- (best-kept secret of the SocSoc system) The more you make the less you get (as a percentage of what you paid in). Someone making an inflation-adjusted $60,000 per year during their working career retiring at Normal Retirement Age this year will get a benefit of about $18,000. Someone in the same situation except with $30,000 per year career earnings will get a benefit of about $13,000. So the person who paid twice as much into the system gets a benefit that's less than 50% more. The lower middle-class gets a hugely disproportionate share of SocSec benefits.

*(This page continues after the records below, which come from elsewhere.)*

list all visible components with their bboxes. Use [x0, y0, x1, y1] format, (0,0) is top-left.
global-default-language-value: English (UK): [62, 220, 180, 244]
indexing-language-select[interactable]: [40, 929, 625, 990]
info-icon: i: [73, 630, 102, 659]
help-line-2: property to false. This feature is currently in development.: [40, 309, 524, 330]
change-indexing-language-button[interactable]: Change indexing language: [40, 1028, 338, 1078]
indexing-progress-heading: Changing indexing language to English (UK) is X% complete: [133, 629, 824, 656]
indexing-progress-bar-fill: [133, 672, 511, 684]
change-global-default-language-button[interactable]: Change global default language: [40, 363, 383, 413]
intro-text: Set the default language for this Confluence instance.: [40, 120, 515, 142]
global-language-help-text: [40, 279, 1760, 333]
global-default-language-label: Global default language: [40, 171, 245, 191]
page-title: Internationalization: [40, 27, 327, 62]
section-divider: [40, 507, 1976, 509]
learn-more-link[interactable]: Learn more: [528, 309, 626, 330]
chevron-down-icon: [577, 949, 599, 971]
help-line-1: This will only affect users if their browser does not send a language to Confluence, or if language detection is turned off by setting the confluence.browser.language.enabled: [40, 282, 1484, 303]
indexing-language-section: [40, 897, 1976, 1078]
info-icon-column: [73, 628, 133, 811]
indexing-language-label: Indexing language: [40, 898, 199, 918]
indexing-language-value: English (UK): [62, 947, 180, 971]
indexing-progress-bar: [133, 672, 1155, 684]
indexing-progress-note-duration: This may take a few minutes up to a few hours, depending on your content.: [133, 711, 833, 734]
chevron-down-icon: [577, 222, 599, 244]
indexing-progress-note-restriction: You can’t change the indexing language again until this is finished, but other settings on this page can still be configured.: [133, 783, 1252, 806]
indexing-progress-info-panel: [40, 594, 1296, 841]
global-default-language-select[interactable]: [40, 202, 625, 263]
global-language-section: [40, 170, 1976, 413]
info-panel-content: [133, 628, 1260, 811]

- Additionally, the upper-middle income earner is much more likely to have to pay federal income tax, or a higher level of income tax, on his Social Security benefit. The worst case is that he has to pay tax on 85% of his benefits. So there already effectively is a form of means-testing that is run through the income tax system.
- Every dollar of earnings is taxed for Medicare (There is no cap at $88,000), even though the benefits paid to retirees in the form of covered costs are the same regardless of income level. This means that someone making $1 million will pay $29,000 into Medicare (the 1.45% employee and 1.45% employer portions). There's no way this person will ever get that money back in Medicare benefits.This is a direct (and huge) transfer of wealth from the "rich" to the lower and middle class.
Those are the easy points to make--There are others, but these will do for now. The author's ignorance is breathtaking.
Not the least of which is that low-income earners are eligible for the earned income tax credit (EITC) on their federal income taxes, which is designed to offset a significant portion of their FICA taxes.